Table of Contents Author Guidelines Submit a Manuscript
BioMed Research International
Volume 2016, Article ID 7670483, 9 pages
http://dx.doi.org/10.1155/2016/7670483
Review Article

Diagnosis of Human Axillary Osmidrosis by Genotyping of the Human ABCC11 Gene: Clinical Practice and Basic Scientific Evidence

1Department of Pharmacy, The University of Tokyo Hospital, 7-3-1 Hongo, Bunkyo-ku, Tokyo 113-8655, Japan
2Gomi Clinic, 1-10-12 Hyakunin-cho, Shinjyuku-ku, Tokyo 169-0073, Japan
3Department of Applied Biological Chemistry, Graduate School of Bioscience and Biotechnology, Chubu University, 1200 Matsumoto-cho, Kasugai 487-8501, Japan
4BioTec Co., Ltd., 2-29-4 Yushima, Bunkyo-ku, Tokyo 113-0034, Japan
5RIKEN Center for Life Science Technology, 1-7-22 Suehiro-cho, Tsurumi-ku, Yokohama 230-0045, Japan
6NGO Personalized Medicine & Healthcare, Yokohama 226-0016, Japan

Received 26 December 2015; Revised 25 January 2016; Accepted 28 January 2016

Academic Editor: Stephen H. Safe

Copyright © 2016 Yu Toyoda et al. This is an open access article distributed under the Creative Commons Attribution License, which permits unrestricted use, distribution, and reproduction in any medium, provided the original work is properly cited.

Abstract

The importance of personalized medicine and healthcare is becoming increasingly recognized.
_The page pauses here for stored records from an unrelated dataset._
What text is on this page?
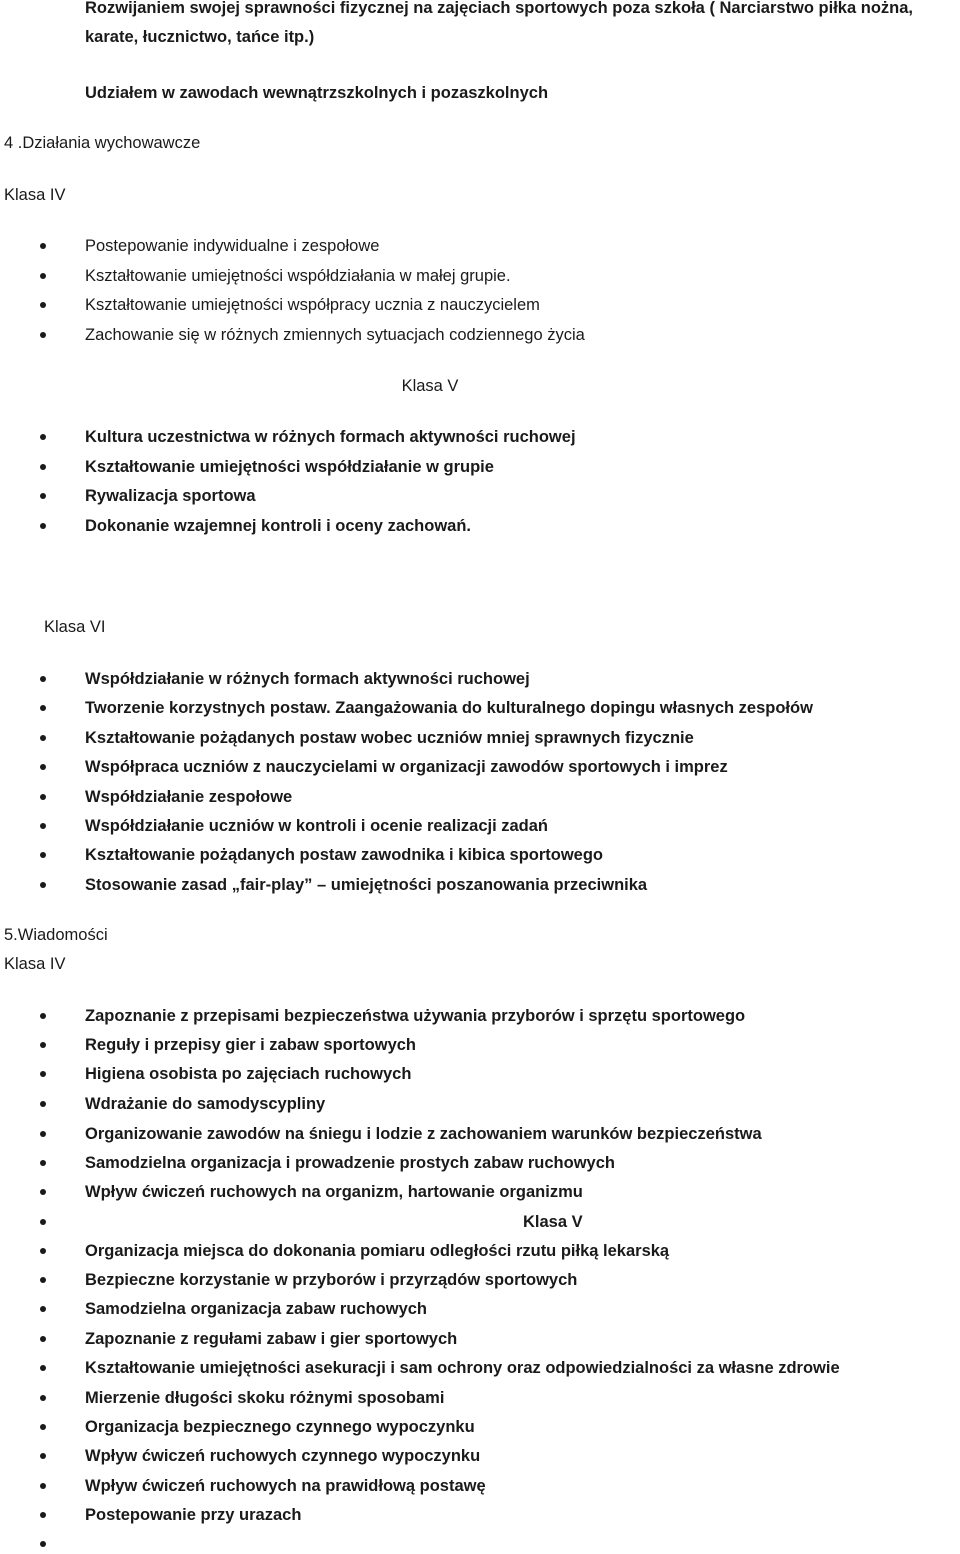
Rozwijaniem swojej sprawności fizycznej na zajęciach sportowych poza szkoła ( Narciarstwo piłka nożna,
karate, łucznictwo, tańce itp.)
Udziałem w zawodach wewnątrzszkolnych i pozaszkolnych
4 .Działania wychowawcze
Klasa IV
Postepowanie indywidualne i zespołowe
Kształtowanie umiejętności współdziałania w małej grupie.
Kształtowanie umiejętności współpracy ucznia z nauczycielem
Zachowanie się w różnych zmiennych sytuacjach codziennego życia
Klasa V
Kultura uczestnictwa w różnych formach aktywności ruchowej
Kształtowanie umiejętności współdziałanie w grupie
Rywalizacja sportowa
Dokonanie wzajemnej kontroli i oceny zachowań.
Klasa VI
Współdziałanie w różnych formach aktywności ruchowej
Tworzenie korzystnych postaw. Zaangażowania do kulturalnego dopingu własnych zespołów
Kształtowanie pożądanych postaw wobec uczniów mniej sprawnych fizycznie
Współpraca uczniów z nauczycielami w organizacji zawodów sportowych i imprez
Współdziałanie zespołowe
Współdziałanie uczniów w kontroli i ocenie realizacji zadań
Kształtowanie pożądanych postaw zawodnika i kibica sportowego
Stosowanie zasad „fair-play” – umiejętności poszanowania przeciwnika
5.Wiadomości
Klasa IV
Zapoznanie z przepisami bezpieczeństwa używania przyborów i sprzętu sportowego
Reguły i przepisy gier i zabaw sportowych
Higiena osobista po zajęciach ruchowych
Wdrażanie do samodyscypliny
Organizowanie zawodów na śniegu i lodzie z zachowaniem warunków bezpieczeństwa
Samodzielna organizacja i prowadzenie prostych zabaw ruchowych
Wpływ ćwiczeń ruchowych na organizm, hartowanie organizmu
Klasa V
Organizacja miejsca do dokonania pomiaru odległości rzutu piłką lekarską
Bezpieczne korzystanie w przyborów i przyrządów sportowych
Samodzielna organizacja zabaw ruchowych
Zapoznanie z regułami zabaw i gier sportowych
Kształtowanie umiejętności asekuracji i sam ochrony oraz odpowiedzialności za własne zdrowie
Mierzenie długości skoku różnymi sposobami
Organizacja bezpiecznego czynnego wypoczynku
Wpływ ćwiczeń ruchowych czynnego wypoczynku
Wpływ ćwiczeń ruchowych na prawidłową postawę
Postepowanie przy urazach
Genetic polymorphisms associated with potential risks of various human genetic diseases as well as drug-induced adverse reactions have recently been well studied, and their underlying molecular mechanisms are being uncovered by functional genomics as well as genome-wide association studies. Knowledge of certain genetic polymorphisms is clinically important for our understanding of interindividual differences in drug response and/or disease risk. As such evidence accumulates, new clinical applications and practices are needed. In this context, the development of new technologies for simple, fast, accurate, and cost-effective genotyping is imperative. Here, we describe a simple isothermal genotyping method capable of detecting single nucleotide polymorphisms (SNPs) in the human ATP-binding cassette (ABC) transporter ABCC11 gene and its application to the clinical diagnosis of axillary osmidrosis. We have recently reported that axillary osmidrosis is linked with one SNP 538G>A in the ABCC11 gene. Our molecular biological and biochemical studies have revealed that this SNP greatly affects the protein expression level and the function of ABCC11. In this review, we highlight the clinical relevance and importance of this diagnostic strategy in axillary osmidrosis therapy.